Эта идиллия продолжалась несколько месяцев, до лета. В первые дни необыкновенное довольство было просто написано у меня на лице, потому что все вокруг заметили, что со мной происходит нечто странное — начиная с моей дочери, которая приехала ко мне на следующий день после первого визита Тере и все выходные подшучивала надо мной. Кортес, Губау и остальные в адвокатской конторе тоже заметили это неожиданное изменение во мне и пользовались моим хорошим расположением, хотя в то же время вынуждены были принять и мою отстраненность. Я имею в виду, что стал заниматься почти исключительно делом Сарко, поручив остальную работу Кортесу и Губау, что вызвало смятение в нашей конторе и жалобы со стороны клиентов, привыкших к тому, чтобы я сам уделял им внимание. Однако я был слишком поглощен своим счастьем и не обращал внимания ни на жалобы, ни на смятение. Это вовсе не означает, что я не работал. Я читал, изучал документы, собирал информацию, обсуждал детали дела Сарко с Кортесом, Губау и иногда с другими адвокатами. Кроме того, часто посещал Сарко. Во время этих встреч мы говорили главным образом о юридических и судебных вопросах, о положении Сарко в тюрьме и способах его улучшения. При этом ни Сарко, ни я не избегали затрагивать в нашем разговоре прошлое, в том числе и лето 1978 года, особенно если нам казалось, что какая-то деталь или эпизод могли пролить свет на что-либо в его последующей жизни и оказаться полезными мне в выстраивании линии защиты. Наши отношения тогда были строго деловыми. Ну, или почти. Я бы сказал, в тот период что мы прощупывали друг друга. Не знаю, каковы были впечатления Сарко, но я пришел к заключению что, несмотря на его неважное физическое состояние и неуверенность, у него сохранился здравый ум. Сарко ясно мыслил, его поведение было разумным, он действительно мечтал выйти из тюрьмы и начать новую жизнь.
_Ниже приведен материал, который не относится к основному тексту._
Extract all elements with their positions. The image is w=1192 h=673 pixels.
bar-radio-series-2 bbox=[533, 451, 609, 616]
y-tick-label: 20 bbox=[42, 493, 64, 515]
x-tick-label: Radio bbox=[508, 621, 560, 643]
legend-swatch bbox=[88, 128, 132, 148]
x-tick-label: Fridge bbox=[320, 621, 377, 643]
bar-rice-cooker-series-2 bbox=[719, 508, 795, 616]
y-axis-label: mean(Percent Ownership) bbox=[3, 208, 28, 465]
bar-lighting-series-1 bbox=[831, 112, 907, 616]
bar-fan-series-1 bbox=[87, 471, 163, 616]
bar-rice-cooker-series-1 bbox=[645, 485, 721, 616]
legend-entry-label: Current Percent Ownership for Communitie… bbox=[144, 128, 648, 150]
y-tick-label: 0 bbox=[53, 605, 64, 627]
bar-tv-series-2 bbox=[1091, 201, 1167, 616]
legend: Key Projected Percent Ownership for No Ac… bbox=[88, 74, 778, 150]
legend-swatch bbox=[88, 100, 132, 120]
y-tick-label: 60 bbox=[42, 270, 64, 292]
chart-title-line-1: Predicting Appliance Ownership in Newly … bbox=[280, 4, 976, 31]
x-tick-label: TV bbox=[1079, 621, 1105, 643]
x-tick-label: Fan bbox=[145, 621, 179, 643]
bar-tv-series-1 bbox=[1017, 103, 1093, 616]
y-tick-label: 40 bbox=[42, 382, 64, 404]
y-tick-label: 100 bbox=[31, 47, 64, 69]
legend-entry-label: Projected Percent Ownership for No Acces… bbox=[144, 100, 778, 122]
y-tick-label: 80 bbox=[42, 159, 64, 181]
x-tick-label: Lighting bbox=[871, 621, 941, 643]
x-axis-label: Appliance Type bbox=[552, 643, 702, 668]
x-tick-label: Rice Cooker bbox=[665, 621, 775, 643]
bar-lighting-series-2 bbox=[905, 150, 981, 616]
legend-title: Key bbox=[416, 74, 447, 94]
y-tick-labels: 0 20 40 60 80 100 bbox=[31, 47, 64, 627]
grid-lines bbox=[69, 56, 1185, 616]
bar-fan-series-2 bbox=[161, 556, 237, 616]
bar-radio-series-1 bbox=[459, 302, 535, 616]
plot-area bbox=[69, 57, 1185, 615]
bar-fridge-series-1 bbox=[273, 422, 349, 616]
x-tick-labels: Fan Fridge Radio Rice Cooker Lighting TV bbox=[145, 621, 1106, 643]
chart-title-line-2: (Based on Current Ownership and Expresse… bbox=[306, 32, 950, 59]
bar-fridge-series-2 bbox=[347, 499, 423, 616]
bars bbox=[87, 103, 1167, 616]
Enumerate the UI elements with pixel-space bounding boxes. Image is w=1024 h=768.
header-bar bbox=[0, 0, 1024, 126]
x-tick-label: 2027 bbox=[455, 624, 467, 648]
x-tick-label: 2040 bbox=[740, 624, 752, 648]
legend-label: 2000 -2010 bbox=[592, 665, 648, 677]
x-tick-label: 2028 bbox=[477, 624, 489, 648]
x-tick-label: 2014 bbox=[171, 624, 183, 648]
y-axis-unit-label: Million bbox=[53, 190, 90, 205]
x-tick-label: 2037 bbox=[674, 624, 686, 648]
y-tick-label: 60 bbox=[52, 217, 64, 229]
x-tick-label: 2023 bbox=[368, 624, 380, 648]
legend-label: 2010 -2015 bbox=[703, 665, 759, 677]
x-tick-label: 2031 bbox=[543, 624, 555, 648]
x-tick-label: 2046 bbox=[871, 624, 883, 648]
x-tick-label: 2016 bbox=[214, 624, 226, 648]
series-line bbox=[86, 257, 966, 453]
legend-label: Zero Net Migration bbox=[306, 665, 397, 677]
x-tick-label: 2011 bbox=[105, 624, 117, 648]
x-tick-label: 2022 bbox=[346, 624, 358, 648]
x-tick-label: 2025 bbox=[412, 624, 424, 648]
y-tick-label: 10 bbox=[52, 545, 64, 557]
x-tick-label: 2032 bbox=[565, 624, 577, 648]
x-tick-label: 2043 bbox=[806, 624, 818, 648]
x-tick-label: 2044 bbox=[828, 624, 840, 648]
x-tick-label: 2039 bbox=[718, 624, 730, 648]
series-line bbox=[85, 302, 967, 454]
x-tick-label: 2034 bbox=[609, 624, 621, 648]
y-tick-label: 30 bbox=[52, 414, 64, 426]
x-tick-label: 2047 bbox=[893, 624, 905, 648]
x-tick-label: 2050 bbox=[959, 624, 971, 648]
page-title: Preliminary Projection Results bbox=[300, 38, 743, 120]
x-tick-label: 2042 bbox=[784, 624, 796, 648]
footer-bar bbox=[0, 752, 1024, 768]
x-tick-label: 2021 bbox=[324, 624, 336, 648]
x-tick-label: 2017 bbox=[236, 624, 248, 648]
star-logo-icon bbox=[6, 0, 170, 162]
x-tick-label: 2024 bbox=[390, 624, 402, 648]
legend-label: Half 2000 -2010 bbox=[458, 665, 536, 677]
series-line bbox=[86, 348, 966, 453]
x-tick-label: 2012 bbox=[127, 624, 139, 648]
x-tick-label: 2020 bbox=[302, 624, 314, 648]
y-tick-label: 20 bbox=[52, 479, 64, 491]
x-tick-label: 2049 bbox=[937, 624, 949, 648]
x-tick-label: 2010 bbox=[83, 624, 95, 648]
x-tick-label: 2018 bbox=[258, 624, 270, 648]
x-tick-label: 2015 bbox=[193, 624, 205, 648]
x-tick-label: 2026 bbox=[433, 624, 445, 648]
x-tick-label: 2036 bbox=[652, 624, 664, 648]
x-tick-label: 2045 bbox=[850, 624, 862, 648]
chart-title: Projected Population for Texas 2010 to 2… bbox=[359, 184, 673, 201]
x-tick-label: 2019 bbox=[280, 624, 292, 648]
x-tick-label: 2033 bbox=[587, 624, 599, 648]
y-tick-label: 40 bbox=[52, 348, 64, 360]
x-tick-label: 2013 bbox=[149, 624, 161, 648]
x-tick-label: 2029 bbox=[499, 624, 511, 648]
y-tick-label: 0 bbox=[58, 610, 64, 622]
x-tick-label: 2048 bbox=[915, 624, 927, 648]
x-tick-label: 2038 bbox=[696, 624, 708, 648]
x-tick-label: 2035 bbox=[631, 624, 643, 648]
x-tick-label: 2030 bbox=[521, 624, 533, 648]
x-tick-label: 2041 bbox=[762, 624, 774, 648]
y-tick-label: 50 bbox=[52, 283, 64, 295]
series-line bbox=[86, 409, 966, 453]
В то время я также периодически виделся с Марией Вела. Мы встречались в ее квартире на улице Марфа, в Санта-Эухения, где она жила с дочерью, преждевременно развившимся и угловатым подростком, Копией своей матери. Глядя на Марию, многие, вероятно, задавались вопросом, каким образом такая женщина, как она, могла стать женой Сарко. Когда они с Тере объявились у меня в офисе, мне уже была известна эта история из газет, однако тогда я еще не знал, что это не вся история.

— Мне известно лишь то, что я прочитал в вашем архиве.

— Полная история гораздо более интересна. Я реконструировал ее в те первые недели благодаря Марии, а также с помощью Сарко и Тере. Итак, все происходило следующим образом. Мария являлась одной из многочисленных поклонниц Сарко, с которыми он переписывался в период своего медийного апогея. Среди этих женщин кого только не было: и мифоманки, и охотницы за наживой, и добрые самаритянки, и наивные простушки, и всякие ущербные, и искательницы приключения. В целом, принимая любовь поклонниц, Сарко умело пользовался ими и старался добиться того, чтобы они ему помогали. Он быстро понял, что его благополучие в тюрьме в значительной степени зависело от поступающей извне поддержки, в том числе и от воздействия на адвокатов, прокуроров, судей, чиновников и политиков. Мне кажется, Мария сочетала в себе качества всех или почти всех типов его поклонниц, но пресса предпочла назначить ее влюбленной самаритянкой.